- Effective Use of Cellular Phones in a Large Class for Activating Students’ Participation (Wada, Nakanishi, Tatsuta) Dokkyo University, Japan
- HipBone Games in Higher Education: Supporting Critical and Creative Thinking (Bures) Bishop’s University, Canada
- Playing Games: Best Practices for Educational Games in E-Learning (Bakisian) University of San Francisco
The theme of Saturday morning was bringing the culture outside the classroom into the classroom with cell phones being used as clickers and games that are used to constrain message board posts. The afternoon was in two parts as I had to run out to the mall with the wifey (hence the Macca post – I was very temped to buy the Red iPod, if only to support the AIDS cause). But when we got back, the last session that I wanted to get to was full (or at least it looked like that from the peep hole) and the door was locked!

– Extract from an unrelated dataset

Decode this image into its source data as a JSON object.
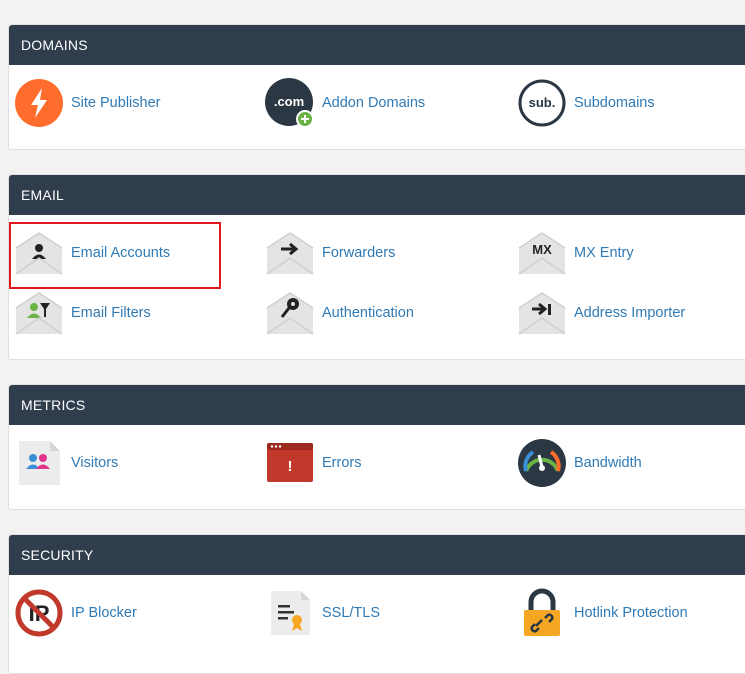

Back to the morning, the big take away message that I got from the session was that in order for new technologies to be integrated into the classroom, the instructor must be comfortable with them. This is not rocket science, I’ve talked about it in my bits on Comfortable Computing, and it’s something that came to light in one of the projects that I’m presenting on as well. The students were comfortable with the phones to use them to send messages to the instructor, but if the instructor wasn’t able to do something efficiently with those incoming messages, then those students likely won’t get a positive experience either. Underlying all this was another message that is good to see – if you don’t have good instructors, no amount of technology will make them any better.
The next interesting paper dealt with “hip bone games”, developed by Charles Cameron (based on Herman Hess’s glass bead games I guess), as a means of shaping discussion board posts. This game is certainly “old school” in that it’s based entirely on text and the appeal of it is rooted in the personal attachment that the players have to their moves/posts. The way that the games work (basically, though I might be getting this wrong) is that you have an opening post and the next person to post must connect their post to the last and fill in space on a “board” as spaces are filled and the next round of moves starts, subsequent posts have to define how their post connect to all the posts that are connecting into the same spot. In a Soduku-esque manner, the first move is easy, the last few are the “kickers”. Bures found that these games lead to memorable experiences for her students and due to their associative nature, help not only the students navigate content, but also save the instructor from umpteen look alike papers that follow the “flavour of the month”. The issue with this system is that the game must be paced so that the keeners don’t fill in their moves before anyone else just to get off easy, and the laggards don’t get left in a position that is overly difficult.
Finally, the last presentation that is bloggable is one that I had to do “homework style”. Bakisian opens the paper noting that game playing is pervasive through time and culture, but the challenge is to create games in the pedagogical realm that are “authorized” or relevant academically. Bakisian suggests that instructors make their own games in order to maximize the relevance to their course. These should be easy but have depth (something that I think Gee and Prensky would have issues with). Starting with games like Jeopardy, flash cards and similar “drill and kill” games, people can start to see what it might take to make games. Bakisian arrives at 5 Cs for best practice in game design:
- Creativity (Students, instructor and everyone else needs to figure ways to get beyond text)
- Concentration (Games help focus students on the content – assuming they are engaging)
- Change (Learner centered and non linear)
- Construction (Games can be about the effort, not the score)
This seems to be a good way to get going in terms of thinking about games, but I think the same Cs can be applied to COTS.